The spread of coronavirus among a number of Republican senators also adds potential complications for Congress, which is at the heart of America’s contentious Supreme Court nomination battle and would also need to legislate on any fresh stimulus even if Republicans and Democrats managed to come to terms on a deal. Despite that, there is increased optimism about the chance of stimulus and Trump himself tweeted Saturday from the hospital that the economy needs a deal, urging negotiators to “get it done.”

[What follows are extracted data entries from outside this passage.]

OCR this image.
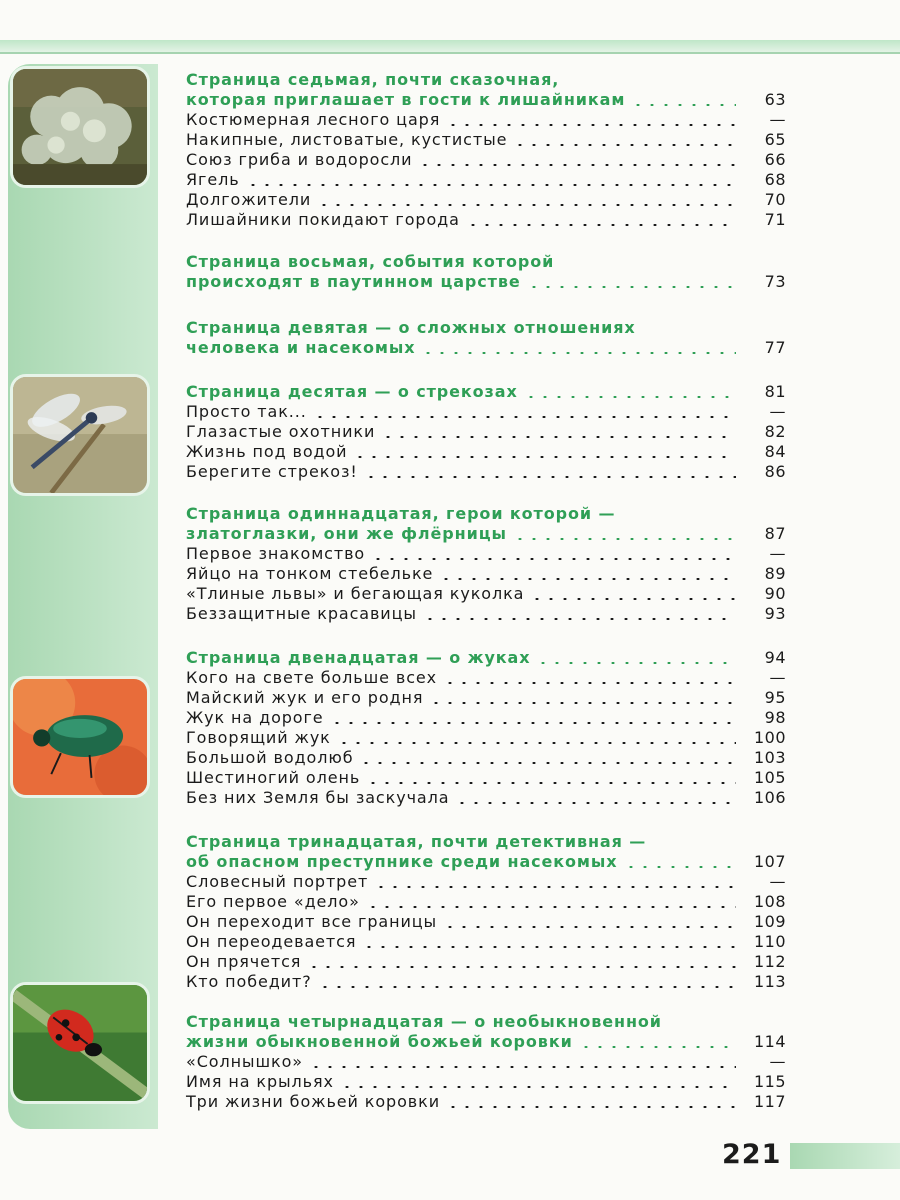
Страница седьмая, почти сказочная,
которая приглашает в гости к лишайникам	63
Костюмерная лесного царя	—
Накипные, листоватые, кустистые	65
Союз гриба и водоросли	66
Ягель	68
Долгожители	70
Лишайники покидают города	71
Страница восьмая, события которой
происходят в паутинном царстве	73
Страница девятая — о сложных отношениях
человека и насекомых	77
Страница десятая — о стрекозах	81
Просто так...	—
Глазастые охотники	82
Жизнь под водой	84
Берегите стрекоз!	86
Страница одиннадцатая, герои которой —
златоглазки, они же флёрницы	87
Первое знакомство	—
Яйцо на тонком стебельке	89
«Тлиные львы» и бегающая куколка	90
Беззащитные красавицы	93
Страница двенадцатая — о жуках	94
Кого на свете больше всех	—
Майский жук и его родня	95
Жук на дороге	98
Говорящий жук	100
Большой водолюб	103
Шестиногий олень	105
Без них Земля бы заскучала	106
Страница тринадцатая, почти детективная —
об опасном преступнике среди насекомых	107
Словесный портрет	—
Его первое «дело»	108
Он переходит все границы	109
Он переодевается	110
Он прячется	112
Кто победит?	113
Страница четырнадцатая — о необыкновенной
жизни обыкновенной божьей коровки	114
«Солнышко»	—
Имя на крыльях	115
Три жизни божьей коровки	117
221
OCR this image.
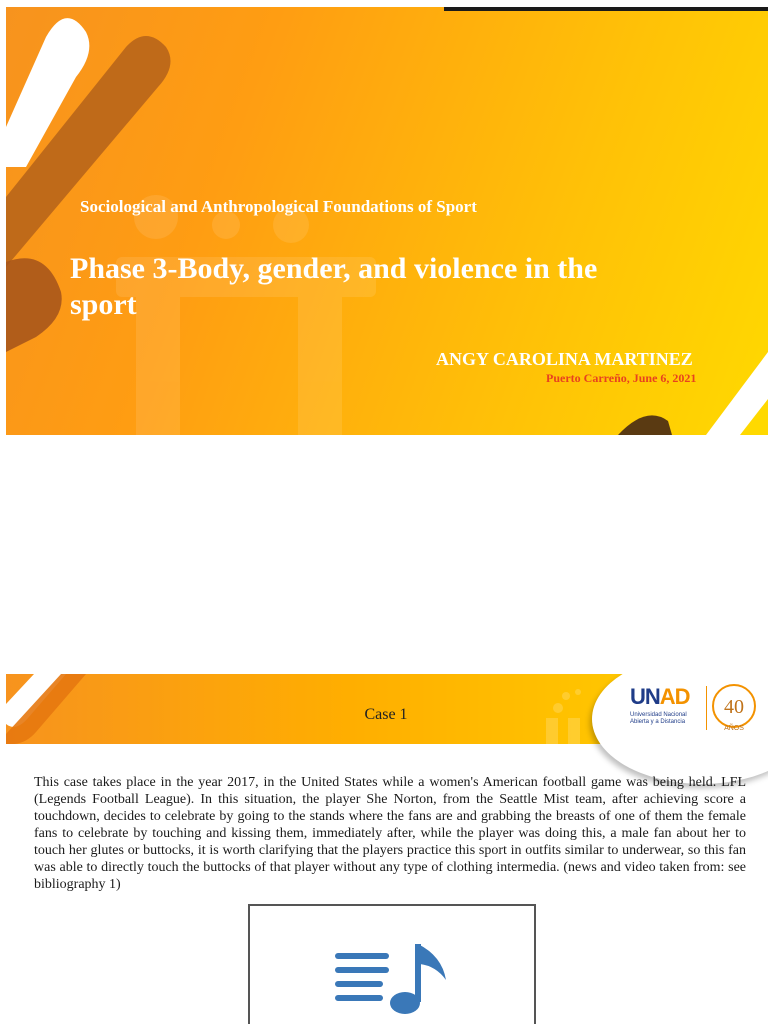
Sociological and Anthropological Foundations of Sport

Phase 3-Body, gender, and violence in the sport

ANGY CAROLINA MARTINEZ

Puerto Carreño, June 6, 2021

UNAD
Universidad Nacional
Abierta y a Distancia
40
AÑOS

Case 1

This case takes place in the year 2017, in the United States while a women's American football game was being held. LFL (Legends Football League). In this situation, the player She Norton, from the Seattle Mist team, after achieving score a touchdown, decides to celebrate by going to the stands where the fans are and grabbing the breasts of one of them the female fans to celebrate by touching and kissing them, immediately after, while the player was doing this, a male fan about her to touch her glutes or buttocks, it is worth clarifying that the players practice this sport in outfits similar to underwear, so this fan was able to directly touch the buttocks of that player without any type of clothing intermedia. (news and video taken from: see bibliography 1)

“There is an underlying belief that even if an agreement cannot be struck now, a package could be approved in the lame-duck session, and a larger effort next year” and “the configuration of political and economic considerations strongly points to more fiscal support,” said Marc Chandler, chief market strategist at Bannockburn Global in New York. “The relatively light economic calendar in the week ahead may not get in the way of a resumption underlying trend in risk assets higher,” he said.

With the situation in Washington in flux, markets may be wary without being panicked as trading in Asia gets underway Monday. Holidays in China may also dampen activity, while political developments from the Caucasus to the U.K. could stir movements in some individual currencies.

Britain’s pound held onto its advance from Friday and was quoted around $1.2934 after the U.K. and the European Union agreed to step up their negotiations over a post-Brexit trade accord. British Prime Minister Boris Johnson held a video call with European Commission President Ursula von der Leyen on Saturday in which both renewed their commitment to getting a deal. Meanwhile, ongoing hostilities between Azerbaijanis and Armenians and the involvement of both Russia and Turkey in the dispute are likely to keep a strong focus on the ruble and the lira.

The focus for most traders globally, though, will be squarely on Trump, his illness and the upcoming election battle.

“We have arrived in no man’s land,” wrote Andreas Rees, an economist at UniCredit Bank in Frankfurt. “Until someone has been sworn in on 20 January, there will be lots of uncertainty and volatility in financial markets.”